More and more states are taking on occupation licensing reform, greatly reducing barriers to work
In 2019, Arizona became the first state to enact a bill universally recognizing all out of state licenses. The Goldwater Institute, which had been a great advocate for universal occupational licensing recognition in Arizona, had the following to say about the bill the day it passed.
If you’ve put in the time and effort to obtain a government license so you can work in your field of choice, that license should really mean something, since it’s a reflection of hours upon hours of study and training. But if you hold an occupational license in one state and then move to a new state, you’re required to put in more time and spend more money on training—just to practice your profession in your new home.
That was true in every state—until today. Governor Doug Ducey has signed HB 2569 into law, which makes Arizona the first state to adopt universal recognition for occupational licenses. Sponsored by Representative Warren Peterson, the bill passed both houses of the Arizona Legislature with bipartisan support.
Arizona is welcoming many new residents every day, and this new law will help many of them to continue their careers more seamlessly without having to wait for a new license.
……Arizona’s universal recognition law may be less than a year old, but early data shows that it is already having a tremendous effect. Since universal recognition went into effect in Arizona in September of 2019, over 1100 individuals have applied for and been granted a license to work in fields ranging from cosmetology to engineering. Missouri’s reform builds on the strong foundation laid in Arizona and sets an example that other states should follow.
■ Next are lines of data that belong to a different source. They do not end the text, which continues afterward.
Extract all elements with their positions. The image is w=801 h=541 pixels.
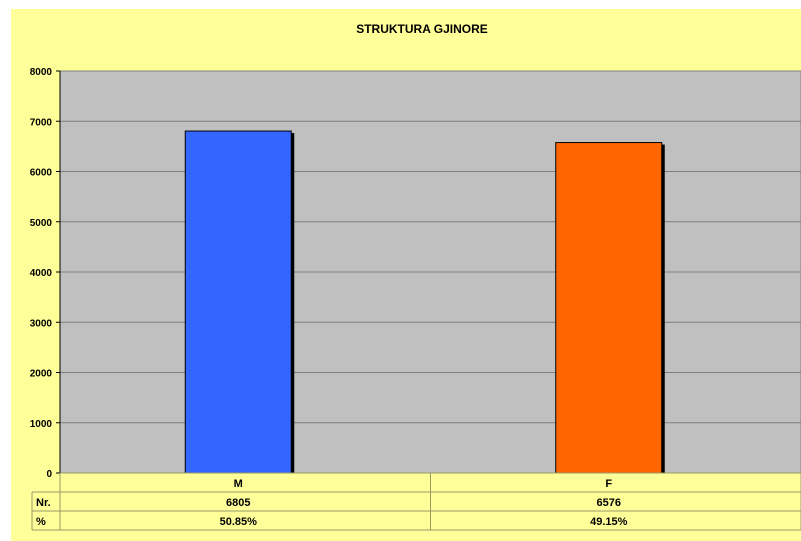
category-label: F [605,478,612,490]
table-cell-value: 6576 [597,497,621,509]
y-axis-ticks: 0 1000 2000 3000 4000 5000 6000 7000 8000 [30,67,61,480]
y-tick-label: 4000 [30,268,53,279]
y-tick-label: 0 [46,469,52,480]
table-cell-value: 49.15% [590,516,628,528]
bars [184,130,665,474]
bar-m [184,130,292,474]
gridlines [60,70,801,424]
table-row-label: Nr. [36,497,51,509]
chart-title: STRUKTURA GJINORE [356,22,488,36]
y-tick-label: 2000 [30,369,53,380]
bar-f [555,142,663,474]
bar-chart: STRUKTURA GJINORE 0 1000 2000 3000 4000 5000 6… [30,22,801,531]
y-tick-label: 8000 [30,67,53,78]
y-tick-label: 1000 [30,419,53,430]
y-tick-label: 6000 [30,168,53,179]
y-tick-label: 3000 [30,318,53,329]
data-table: M F Nr. 6805 6576% 50.85% 49.15% [31,472,801,531]
y-tick-label: 7000 [30,117,53,128]
chart-frame: STRUKTURA GJINORE 0 1000 2000 3000 4000 5000 6… [11,9,801,541]
table-cell-value: 50.85% [220,516,258,528]
table-cell-value: 6805 [226,497,250,509]
table-row-label: % [36,516,46,528]
y-tick-label: 5000 [30,218,53,229]
category-label: M [234,478,243,490]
Other states have followed suit
Arizona’s bill has additionally set a new standard for occupational licensing reform for a lot of states. Just recently. Missouri became the latest state to follow in the footsteps of Arizona to pass a bill recognizing out of state licenses. In July, Governor Parson signed a bill that makes it “much easier for out-of-state workers and people with criminal records to become licensed in their chosen field.”
Missouri`s HB2046 allows anyone who has held an out-of-state license for at least one year to apply for an equivalent license in Missouri. The bill also does away with the requirement that “only allowed recognition to licenses with “substantially similar” requirements as well as a provision that enabled licensing boards to deny waivers based on a vague belief that granting a license to an out-of-state worker would “endanger the public health, safety, or welfare.””
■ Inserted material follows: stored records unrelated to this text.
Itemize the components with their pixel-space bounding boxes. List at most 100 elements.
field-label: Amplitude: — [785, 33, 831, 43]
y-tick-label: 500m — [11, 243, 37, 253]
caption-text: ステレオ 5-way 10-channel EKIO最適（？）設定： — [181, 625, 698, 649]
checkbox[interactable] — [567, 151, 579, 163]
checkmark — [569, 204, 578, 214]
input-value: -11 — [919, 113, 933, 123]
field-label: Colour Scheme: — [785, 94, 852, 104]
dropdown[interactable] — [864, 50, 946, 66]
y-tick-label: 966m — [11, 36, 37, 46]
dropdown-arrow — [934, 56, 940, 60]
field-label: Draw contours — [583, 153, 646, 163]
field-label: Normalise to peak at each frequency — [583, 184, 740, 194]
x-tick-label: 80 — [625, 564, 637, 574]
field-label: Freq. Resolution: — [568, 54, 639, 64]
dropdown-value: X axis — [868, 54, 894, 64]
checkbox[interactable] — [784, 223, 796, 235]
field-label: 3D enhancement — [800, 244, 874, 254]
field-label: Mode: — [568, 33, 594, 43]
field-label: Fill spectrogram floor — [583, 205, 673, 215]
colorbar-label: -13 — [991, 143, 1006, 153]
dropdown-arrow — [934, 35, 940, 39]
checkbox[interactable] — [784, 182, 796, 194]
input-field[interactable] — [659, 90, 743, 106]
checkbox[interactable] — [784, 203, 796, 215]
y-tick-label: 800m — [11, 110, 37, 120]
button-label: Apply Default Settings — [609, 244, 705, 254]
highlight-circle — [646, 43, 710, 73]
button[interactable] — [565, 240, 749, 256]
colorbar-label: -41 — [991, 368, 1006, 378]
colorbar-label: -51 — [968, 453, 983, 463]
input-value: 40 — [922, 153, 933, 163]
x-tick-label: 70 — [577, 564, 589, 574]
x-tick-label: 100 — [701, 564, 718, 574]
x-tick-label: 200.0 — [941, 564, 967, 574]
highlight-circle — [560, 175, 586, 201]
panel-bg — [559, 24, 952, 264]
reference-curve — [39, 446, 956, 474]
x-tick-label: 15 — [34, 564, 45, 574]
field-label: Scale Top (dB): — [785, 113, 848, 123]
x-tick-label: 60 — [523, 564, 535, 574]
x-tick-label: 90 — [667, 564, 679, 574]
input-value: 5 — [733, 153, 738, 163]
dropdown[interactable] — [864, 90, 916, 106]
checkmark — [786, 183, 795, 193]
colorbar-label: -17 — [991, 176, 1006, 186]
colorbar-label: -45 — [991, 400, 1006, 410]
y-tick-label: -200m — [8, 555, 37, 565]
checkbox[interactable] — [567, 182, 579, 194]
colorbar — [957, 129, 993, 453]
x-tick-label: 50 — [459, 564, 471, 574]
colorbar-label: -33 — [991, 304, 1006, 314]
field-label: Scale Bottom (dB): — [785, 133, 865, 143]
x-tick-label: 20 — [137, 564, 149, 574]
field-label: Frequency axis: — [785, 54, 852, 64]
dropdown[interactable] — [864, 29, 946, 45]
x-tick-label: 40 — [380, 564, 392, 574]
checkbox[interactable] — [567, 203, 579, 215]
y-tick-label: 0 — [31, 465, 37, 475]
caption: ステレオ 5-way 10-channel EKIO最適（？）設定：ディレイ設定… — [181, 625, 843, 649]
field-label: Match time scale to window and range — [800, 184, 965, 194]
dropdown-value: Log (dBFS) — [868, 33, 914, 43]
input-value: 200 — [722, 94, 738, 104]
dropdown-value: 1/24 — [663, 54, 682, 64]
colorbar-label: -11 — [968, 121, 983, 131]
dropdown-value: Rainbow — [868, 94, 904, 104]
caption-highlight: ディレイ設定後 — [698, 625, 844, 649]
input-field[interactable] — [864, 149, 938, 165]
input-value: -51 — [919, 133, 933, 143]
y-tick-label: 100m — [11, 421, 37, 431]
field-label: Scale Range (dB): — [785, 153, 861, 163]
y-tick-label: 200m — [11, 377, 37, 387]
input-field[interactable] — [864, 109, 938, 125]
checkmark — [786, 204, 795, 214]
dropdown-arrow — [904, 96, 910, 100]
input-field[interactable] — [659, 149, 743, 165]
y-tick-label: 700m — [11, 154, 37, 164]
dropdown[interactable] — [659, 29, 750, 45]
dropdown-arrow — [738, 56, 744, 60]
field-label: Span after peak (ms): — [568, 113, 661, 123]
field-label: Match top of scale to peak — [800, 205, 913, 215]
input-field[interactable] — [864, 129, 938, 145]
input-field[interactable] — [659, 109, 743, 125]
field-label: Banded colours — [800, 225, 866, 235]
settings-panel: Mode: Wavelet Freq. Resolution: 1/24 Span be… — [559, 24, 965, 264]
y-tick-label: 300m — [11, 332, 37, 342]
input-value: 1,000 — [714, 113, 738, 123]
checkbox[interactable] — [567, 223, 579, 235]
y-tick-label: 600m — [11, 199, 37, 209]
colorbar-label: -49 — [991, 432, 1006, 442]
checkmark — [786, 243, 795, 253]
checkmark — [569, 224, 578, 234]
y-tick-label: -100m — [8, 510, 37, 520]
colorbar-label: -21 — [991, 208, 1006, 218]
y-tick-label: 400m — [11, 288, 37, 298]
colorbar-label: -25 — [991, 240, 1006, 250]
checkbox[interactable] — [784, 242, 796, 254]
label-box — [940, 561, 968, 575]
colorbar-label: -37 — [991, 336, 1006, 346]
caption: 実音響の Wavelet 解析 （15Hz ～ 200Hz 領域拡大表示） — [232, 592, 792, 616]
Apart from Missouri, many other states like Idaho, Utah, Indiana, and Ohio have passed other versions of reform based on the Arizona model to cover military families or other professionals.
Minnesota can greatly benefit from occupational licensing reform
Compared to other states Minnesota is lightly regulated. However, the burden of licensure has been growing for Minnesota the recent couple of years. And additionally, Minnesota licenses certain occupations not generally licensed in other states, and licenses them onerously. So, at a time when a lot of Minnesotans are out of work, removing unnecessary barriers that prevent people from earning a living would be very beneficial to individuals as well as the economy.